# Healthy food delivery



## aartik (Feb 12, 2012)

*Food delivery service- Balance Cafe*

Hi,

I know there are a few options out there but I recently heard of Balance Cafe in Oasis Centre (Level 3) and wanted to know if anyone else has tried it and can vouch for it. 

If anyone can provide insights on the meal plans, pricing versus other healthy food delivery places ( Lively etc) I'd appreciate it. 
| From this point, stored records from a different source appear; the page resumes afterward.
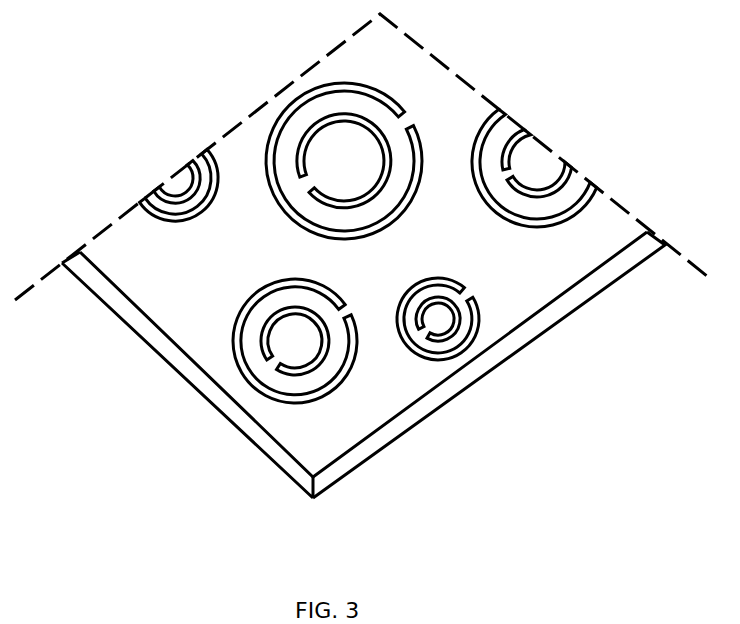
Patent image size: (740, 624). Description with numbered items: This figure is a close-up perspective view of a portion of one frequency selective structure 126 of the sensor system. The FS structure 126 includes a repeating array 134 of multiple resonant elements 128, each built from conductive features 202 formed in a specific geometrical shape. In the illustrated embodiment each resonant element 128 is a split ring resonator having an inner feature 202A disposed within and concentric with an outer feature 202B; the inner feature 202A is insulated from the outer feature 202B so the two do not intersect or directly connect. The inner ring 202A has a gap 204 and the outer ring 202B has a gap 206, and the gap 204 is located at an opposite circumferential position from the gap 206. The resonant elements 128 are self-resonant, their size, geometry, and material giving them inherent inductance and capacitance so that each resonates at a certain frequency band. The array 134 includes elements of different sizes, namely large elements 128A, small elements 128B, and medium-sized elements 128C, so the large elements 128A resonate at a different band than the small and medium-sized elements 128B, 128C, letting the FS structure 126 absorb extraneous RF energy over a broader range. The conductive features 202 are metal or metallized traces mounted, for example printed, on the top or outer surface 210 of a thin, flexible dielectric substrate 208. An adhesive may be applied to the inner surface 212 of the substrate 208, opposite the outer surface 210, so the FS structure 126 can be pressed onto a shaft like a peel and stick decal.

The frequency selective structure 126 is at (115, 156).
The resonant elements 128 is at (228, 333).
The large elements 128A is at (372, 85).
The small elements 128B is at (420, 362).
The medium-sized elements 128C is at (566, 217).
The repeating array 134 is at (452, 128).
The conductive features 202 is at (272, 241).
The inner feature 202A is at (313, 120).
The outer feature 202B is at (347, 82).
The gap 204 is at (300, 188).
The gap 206 is at (412, 113).
The dielectric substrate 208 is at (293, 470).
The outer surface 210 is at (383, 418).
The inner surface 212 is at (340, 482).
I am going to do my own research of course but first hand experience is always most valued. 

A


----------



## zeozzy666 (Jun 24, 2012)

Hello, 
I was wondering what is the best meals delivery in Dubai?
Currently I am in Abu Dhabi and using Health Quest who are pretty good, but they don't operate in Dubai.


----------



## rsinner (Feb 3, 2009)

Are you looking for a daily delivery kind of arrangement? 
If yes, right bite are pretty good as well as kcal


----------



## zeozzy666 (Jun 24, 2012)

rsinner said:


> Are you looking for a daily delivery kind of arrangement?
> If yes, right bite are pretty good as well as kcal


Yes thats what im looking for 
I tried bite right here in Abu Dhabi they were terrible! :s
I will check out kcal, Thanks!


----------



## wandabug (Apr 22, 2010)

Kcal, Lake Terace, JLT. They have website. Fantastic food and delivery service.


----------



## zeozzy666 (Jun 24, 2012)

aartik said:


> Hi,
> 
> I know there are a few options out there but I recently heard of Balance Cafe in Oasis Centre (Level 3) and wanted to know if anyone else has tried it and can vouch for it.
> 
> ...


I am looking for the same thing. Heard Kcal is good.
Checked it out looks really good but very expensive!


----------